Countervailing the benefit of having the outcome determined by more scores is the negative effect of having too much scoring. Up to a point, the more scores, the more interest and engagement for the spectators. But there is a turning point. Create a game with too many scores and the individual scores become inconsequential.

So in designing the ideal scoring for a sport, you want enough scores to reduce the chance of one team wining by dumb luck. The more randomness in any one score, the more scores you will want, so that a clearly superior team will win most all the time. But you don’t want to overdo it with the scoring. I think that soccer and hockey have too few scores, basketball and tennis have too many, while baseball and American football are somewhere near the sweet spot. This sweet spot can be determined empirically. A sport has enough scoring if a team that, in a large sample of games, tends to lose to most everyone rarely beats a team that tends to beat everyone.

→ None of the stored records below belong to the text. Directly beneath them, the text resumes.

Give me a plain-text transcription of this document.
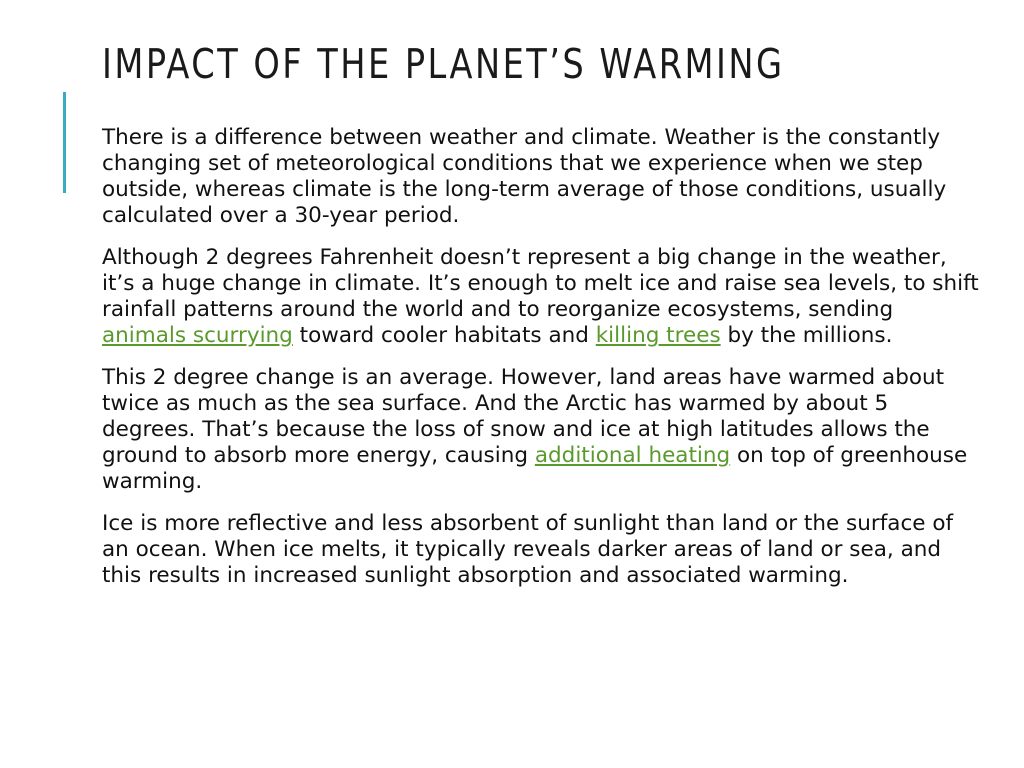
IMPACT OF THE PLANET’S WARMING

There is a difference between weather and climate. Weather is the constantly changing set of meteorological conditions that we experience when we step outside, whereas climate is the long-term average of those conditions, usually calculated over a 30-year period.

Although 2 degrees Fahrenheit doesn’t represent a big change in the weather, it’s a huge change in climate. It’s enough to melt ice and raise sea levels, to shift rainfall patterns around the world and to reorganize ecosystems, sending animals scurrying toward cooler habitats and killing trees by the millions.

This 2 degree change is an average. However, land areas have warmed about twice as much as the sea surface. And the Arctic has warmed by about 5 degrees. That’s because the loss of snow and ice at high latitudes allows the ground to absorb more energy, causing additional heating on top of greenhouse warming.

Ice is more reflective and less absorbent of sunlight than land or the surface of an ocean. When ice melts, it typically reveals darker areas of land or sea, and this results in increased sunlight absorption and associated warming.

This is all preamble to a way to improve soccer: have more scoring. It will reduce the random component, and lead to more minute-by-minute excitement. Change the game so that a dominating team wins by 10 to 5 rather than 2 to 1.

Here are a few changes I might propose in soccer to increase its entertainment value and reduce the randomness of the outcomes.
  1. Free substitution. Allow fresh players into the game. This will make for more aggressive and faster play, which should lead to more scoring. Free substitution will also allow better strategic use of players with special skills.
  2. Shorten the field. The ball will then spend more time within striking distance of the goal.
  3. Increase the size of the goal. The most direct way to increase scoring.
  4. Slope the field. Have the field slope toward the nets, both from the sides of the field and the center of the field. This will keep the ball closer to the goal area. Furthermore, this change will lead to a host of new scoring strategies. If a team can be distracted from the game -- by, say, a staged fight or a naked fan running across the field -- the ball will just roll into the goal.
  5. Use two balls. Having two balls in play will increase the number of shots, and spread out the defense. The balls can be color coded, with one ball being worth two points and the other ball one point.
  6. Add a goal tunnel. Have a corrugated metal tube that runs into the goal from beyond the goalie area. If someone can kick the ball into the tube, it is an automatic goal, since the goalie cannot defend it. New and entertaining strategies can be added with this feature. For example, players can be "tunneled" by being slammed against the sharp metal edges of the tube, thereby increasing the physical component, and with it, the entertainment value of the sport.